Well, I've got 50 clown loaches. Now for the future planning. What should go with them? I have 4 butterfly plecos that will eventually move to their tank. It's running at 82F. It's being kept with high current. Immediately about 2400GPH which could get bumped up to 4800GPH depending on how fast I think they're comfortable with. They will soon have a pretty good root biotope. I like very friendly fish though do not favor the oscar. I prefer to find more exotic types. Who wants the same fish everyone else has? One idea that has come to mind is the archer, though it doesn't seem like a good fit.


----------



## Death's Sting (Apr 21, 2010)

how big is the tank? this will be a big factor in consideration to what can be housed in it.


----------



## gimlid (Apr 23, 2010)

your butterfly plecos may have trouble getting food. My clowns were eating all the food in the tank before the plecos could get any and I only had 10.
I successfully kept midwater fish like angels and gouramis with my clowns also yoyo loaches like schooling with clowns.


----------



## Baos (Apr 22, 2010)

I was considering angels but someone told me they would be a bad match.


----------



## JUICE (Jan 4, 2020)

ya whats the tank size ??


----------



## Baos (Apr 22, 2010)

immediately 120g. In the future.. who knows.


----------



## Death's Sting (Apr 21, 2010)

Baos said:


> immediately 120g. In the future.. who knows.


that's good!

u can keep most community fish with clown loaches, u just got to make sure the other fish can compete with them. Clown loaches can be real hogs at times!

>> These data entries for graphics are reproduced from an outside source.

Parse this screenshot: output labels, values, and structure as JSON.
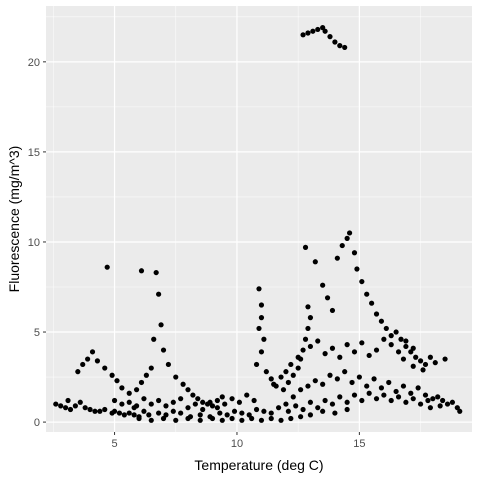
{
  "chart_data": {
    "type": "scatter",
    "title": "",
    "xlabel": "Temperature (deg C)",
    "ylabel": "Fluorescence (mg/m^3)",
    "xlim": [
      2.2,
      19.6
    ],
    "ylim": [
      -0.55,
      23.1
    ],
    "x_ticks": [
      5,
      10,
      15
    ],
    "x_tick_labels": [
      "5",
      "10",
      "15"
    ],
    "y_ticks": [
      0,
      5,
      10,
      15,
      20
    ],
    "y_tick_labels": [
      "0",
      "5",
      "10",
      "15",
      "20"
    ],
    "grid": true,
    "legend": "none",
    "colors": {
      "panel": "#EBEBEB",
      "grid_major": "#FFFFFF",
      "point": "#000000",
      "tick_label": "#4D4D4D",
      "axis_title": "#000000"
    },
    "points": [
      [
        2.6,
        1.0
      ],
      [
        2.8,
        0.9
      ],
      [
        3.0,
        0.8
      ],
      [
        3.1,
        1.2
      ],
      [
        3.2,
        0.7
      ],
      [
        3.4,
        0.9
      ],
      [
        3.6,
        1.1
      ],
      [
        3.8,
        0.8
      ],
      [
        4.0,
        0.7
      ],
      [
        4.2,
        0.6
      ],
      [
        4.4,
        0.6
      ],
      [
        4.6,
        0.7
      ],
      [
        4.7,
        8.6
      ],
      [
        4.9,
        0.5
      ],
      [
        5.0,
        0.6
      ],
      [
        5.2,
        0.5
      ],
      [
        5.4,
        0.4
      ],
      [
        5.6,
        0.5
      ],
      [
        5.8,
        0.4
      ],
      [
        6.0,
        0.3
      ],
      [
        3.5,
        2.8
      ],
      [
        3.7,
        3.2
      ],
      [
        3.9,
        3.5
      ],
      [
        4.1,
        3.9
      ],
      [
        4.3,
        3.4
      ],
      [
        4.6,
        3.0
      ],
      [
        4.9,
        2.6
      ],
      [
        5.1,
        2.3
      ],
      [
        5.3,
        1.9
      ],
      [
        5.6,
        1.6
      ],
      [
        5.9,
        1.8
      ],
      [
        6.1,
        2.2
      ],
      [
        6.3,
        2.6
      ],
      [
        6.5,
        3.0
      ],
      [
        6.6,
        4.6
      ],
      [
        6.7,
        8.3
      ],
      [
        6.8,
        7.1
      ],
      [
        6.9,
        5.4
      ],
      [
        7.0,
        4.0
      ],
      [
        7.2,
        3.2
      ],
      [
        7.5,
        2.5
      ],
      [
        7.8,
        2.1
      ],
      [
        8.0,
        1.8
      ],
      [
        8.2,
        1.5
      ],
      [
        8.4,
        1.3
      ],
      [
        8.6,
        1.1
      ],
      [
        8.8,
        1.0
      ],
      [
        9.0,
        0.9
      ],
      [
        9.2,
        1.2
      ],
      [
        9.4,
        1.4
      ],
      [
        6.1,
        8.4
      ],
      [
        5.8,
        0.8
      ],
      [
        6.2,
        0.6
      ],
      [
        6.4,
        0.4
      ],
      [
        6.8,
        0.5
      ],
      [
        7.1,
        0.4
      ],
      [
        7.4,
        0.6
      ],
      [
        7.7,
        0.5
      ],
      [
        8.1,
        0.3
      ],
      [
        8.5,
        0.4
      ],
      [
        8.9,
        0.3
      ],
      [
        9.3,
        0.5
      ],
      [
        9.6,
        0.4
      ],
      [
        9.9,
        0.6
      ],
      [
        10.2,
        0.5
      ],
      [
        10.5,
        0.4
      ],
      [
        10.8,
        0.7
      ],
      [
        11.1,
        0.6
      ],
      [
        11.4,
        0.5
      ],
      [
        11.7,
        0.8
      ],
      [
        5.0,
        1.2
      ],
      [
        5.3,
        1.0
      ],
      [
        5.6,
        1.1
      ],
      [
        5.9,
        0.9
      ],
      [
        6.2,
        1.3
      ],
      [
        6.5,
        1.0
      ],
      [
        6.8,
        1.2
      ],
      [
        7.1,
        0.9
      ],
      [
        7.4,
        1.1
      ],
      [
        7.7,
        1.3
      ],
      [
        8.0,
        0.8
      ],
      [
        8.3,
        1.0
      ],
      [
        8.6,
        0.7
      ],
      [
        8.9,
        1.1
      ],
      [
        9.2,
        0.8
      ],
      [
        9.5,
        1.0
      ],
      [
        9.8,
        1.3
      ],
      [
        10.1,
        1.1
      ],
      [
        10.4,
        1.5
      ],
      [
        10.7,
        1.2
      ],
      [
        10.9,
        7.4
      ],
      [
        11.0,
        6.5
      ],
      [
        11.0,
        5.8
      ],
      [
        10.9,
        5.2
      ],
      [
        11.1,
        4.6
      ],
      [
        11.0,
        3.9
      ],
      [
        10.8,
        3.2
      ],
      [
        11.2,
        2.8
      ],
      [
        11.4,
        2.4
      ],
      [
        11.6,
        2.0
      ],
      [
        11.9,
        1.8
      ],
      [
        12.1,
        2.2
      ],
      [
        12.3,
        2.6
      ],
      [
        12.5,
        3.0
      ],
      [
        12.6,
        3.5
      ],
      [
        12.7,
        4.0
      ],
      [
        12.8,
        4.6
      ],
      [
        12.9,
        5.2
      ],
      [
        13.0,
        5.8
      ],
      [
        12.9,
        6.4
      ],
      [
        12.8,
        9.7
      ],
      [
        13.2,
        8.9
      ],
      [
        13.5,
        7.6
      ],
      [
        13.7,
        6.9
      ],
      [
        13.9,
        6.2
      ],
      [
        14.1,
        9.1
      ],
      [
        14.3,
        9.8
      ],
      [
        14.5,
        10.2
      ],
      [
        14.6,
        10.5
      ],
      [
        14.8,
        9.4
      ],
      [
        14.9,
        8.5
      ],
      [
        15.1,
        7.8
      ],
      [
        15.3,
        7.1
      ],
      [
        15.5,
        6.6
      ],
      [
        15.7,
        6.0
      ],
      [
        15.9,
        5.6
      ],
      [
        16.1,
        5.2
      ],
      [
        16.3,
        4.8
      ],
      [
        16.5,
        5.0
      ],
      [
        16.7,
        4.6
      ],
      [
        16.9,
        4.2
      ],
      [
        17.1,
        3.9
      ],
      [
        17.3,
        3.6
      ],
      [
        17.5,
        3.4
      ],
      [
        17.7,
        3.2
      ],
      [
        17.9,
        3.6
      ],
      [
        18.1,
        3.3
      ],
      [
        17.6,
        2.9
      ],
      [
        17.2,
        3.1
      ],
      [
        16.8,
        3.5
      ],
      [
        12.0,
        1.0
      ],
      [
        12.3,
        1.4
      ],
      [
        12.6,
        1.8
      ],
      [
        12.9,
        2.0
      ],
      [
        13.2,
        2.3
      ],
      [
        13.5,
        2.1
      ],
      [
        13.8,
        2.6
      ],
      [
        14.1,
        2.4
      ],
      [
        14.4,
        2.8
      ],
      [
        14.7,
        2.2
      ],
      [
        15.0,
        2.5
      ],
      [
        15.3,
        2.0
      ],
      [
        15.6,
        2.4
      ],
      [
        15.9,
        1.9
      ],
      [
        16.2,
        2.2
      ],
      [
        16.5,
        1.7
      ],
      [
        16.8,
        2.0
      ],
      [
        17.1,
        1.6
      ],
      [
        17.4,
        1.9
      ],
      [
        17.7,
        1.5
      ],
      [
        12.1,
        0.6
      ],
      [
        12.4,
        0.9
      ],
      [
        12.7,
        0.7
      ],
      [
        13.0,
        1.1
      ],
      [
        13.3,
        0.8
      ],
      [
        13.6,
        1.2
      ],
      [
        13.9,
        1.0
      ],
      [
        14.2,
        1.4
      ],
      [
        14.5,
        1.1
      ],
      [
        14.8,
        1.5
      ],
      [
        15.1,
        1.2
      ],
      [
        15.4,
        1.6
      ],
      [
        15.7,
        1.3
      ],
      [
        16.0,
        1.5
      ],
      [
        16.3,
        1.2
      ],
      [
        16.6,
        1.4
      ],
      [
        16.9,
        1.1
      ],
      [
        17.2,
        1.3
      ],
      [
        17.5,
        1.0
      ],
      [
        17.8,
        1.2
      ],
      [
        13.0,
        4.2
      ],
      [
        13.3,
        4.5
      ],
      [
        13.6,
        3.8
      ],
      [
        13.9,
        4.1
      ],
      [
        14.2,
        3.6
      ],
      [
        14.5,
        4.3
      ],
      [
        14.8,
        3.9
      ],
      [
        15.1,
        4.4
      ],
      [
        15.4,
        3.7
      ],
      [
        15.7,
        4.0
      ],
      [
        16.0,
        4.6
      ],
      [
        16.3,
        4.3
      ],
      [
        16.6,
        3.9
      ],
      [
        16.9,
        4.5
      ],
      [
        17.2,
        4.1
      ],
      [
        12.5,
        3.6
      ],
      [
        12.2,
        3.2
      ],
      [
        12.0,
        2.8
      ],
      [
        11.8,
        2.5
      ],
      [
        11.5,
        2.1
      ],
      [
        12.7,
        21.5
      ],
      [
        12.9,
        21.6
      ],
      [
        13.1,
        21.7
      ],
      [
        13.3,
        21.8
      ],
      [
        13.5,
        21.9
      ],
      [
        13.6,
        21.7
      ],
      [
        13.8,
        21.4
      ],
      [
        14.0,
        21.1
      ],
      [
        14.2,
        20.9
      ],
      [
        14.4,
        20.8
      ],
      [
        18.5,
        3.5
      ],
      [
        18.8,
        1.1
      ],
      [
        19.0,
        0.8
      ],
      [
        19.1,
        0.6
      ],
      [
        18.6,
        1.0
      ],
      [
        18.3,
        0.9
      ],
      [
        18.0,
        1.3
      ],
      [
        17.9,
        0.8
      ],
      [
        18.2,
        1.4
      ],
      [
        18.4,
        1.2
      ],
      [
        9.0,
        0.2
      ],
      [
        9.4,
        0.1
      ],
      [
        9.8,
        0.2
      ],
      [
        10.2,
        0.1
      ],
      [
        10.6,
        0.2
      ],
      [
        11.0,
        0.1
      ],
      [
        11.4,
        0.2
      ],
      [
        11.8,
        0.1
      ],
      [
        12.2,
        0.2
      ],
      [
        12.6,
        0.3
      ],
      [
        6.0,
        0.2
      ],
      [
        6.5,
        0.1
      ],
      [
        7.0,
        0.2
      ],
      [
        7.5,
        0.1
      ],
      [
        8.0,
        0.2
      ],
      [
        8.5,
        0.1
      ],
      [
        13.0,
        0.4
      ],
      [
        13.5,
        0.6
      ],
      [
        14.0,
        0.5
      ],
      [
        14.5,
        0.7
      ]
    ]
  }
}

u can even keep cichlids with them as long as the clowns are large enough not to get eaten.


----------



## Colin475 (Apr 21, 2010)

Baos said:


> immediately 120g. In the future.. who knows.


What dimensions?


----------



## Death's Sting (Apr 21, 2010)

Colin475 said:


> What dimensions?


his tank is 60''x18.5''x26'' its actually 125 gallons.


----------



## Smiladon (Apr 23, 2010)

if possible, some pics would be great.

I've never had clown loaches, but I would think Angels would be a good match (i've had other loaches with them)


----------



## Clownloachlover (Apr 21, 2010)

I have had clown loaches with a wide variety of "non" agressive community fish such as Angels, Gouramis, Tetras, Bala Sharks, Silver Dollars, Severums, Discus and they all do well. When it comes feeding time, just be sure to feed the bottom dwellers, namely the clown loaches first and then give the other tank mates their food, otherwise the clowns, will do their utmost to pig out on everyone elses food. For some entertainment, get some love worms and put them in a cone feeder that floats at the top of the tank...watch the clowns, they are hilarious! Now my real question is, where did you get 50 of them? retail wise they can be expensive fish even when small


----------



## Baos (Apr 22, 2010)

CanadianAquatics


----------



## snowflakie (Apr 22, 2010)

I was at VanAqua yesturday and with their clowns they had barbs, rasboras and two turtles. With mine, I have a BNP and tetras.  I think just about anything will go with the clowns, as long as they are not shy about taking the food they want!


----------



## 2wheelsx2 (Apr 21, 2010)

As Gimlid, unless your plecos are adults and aggressive eaters (the L052 butterflies are not bad), they won't get any food unless you severely overfeed with CL around. Something to consider when pairing plecos with clowns. You can certainly put in Pseudas and some of the more aggressive Hypans. They can compete with the best of them.


----------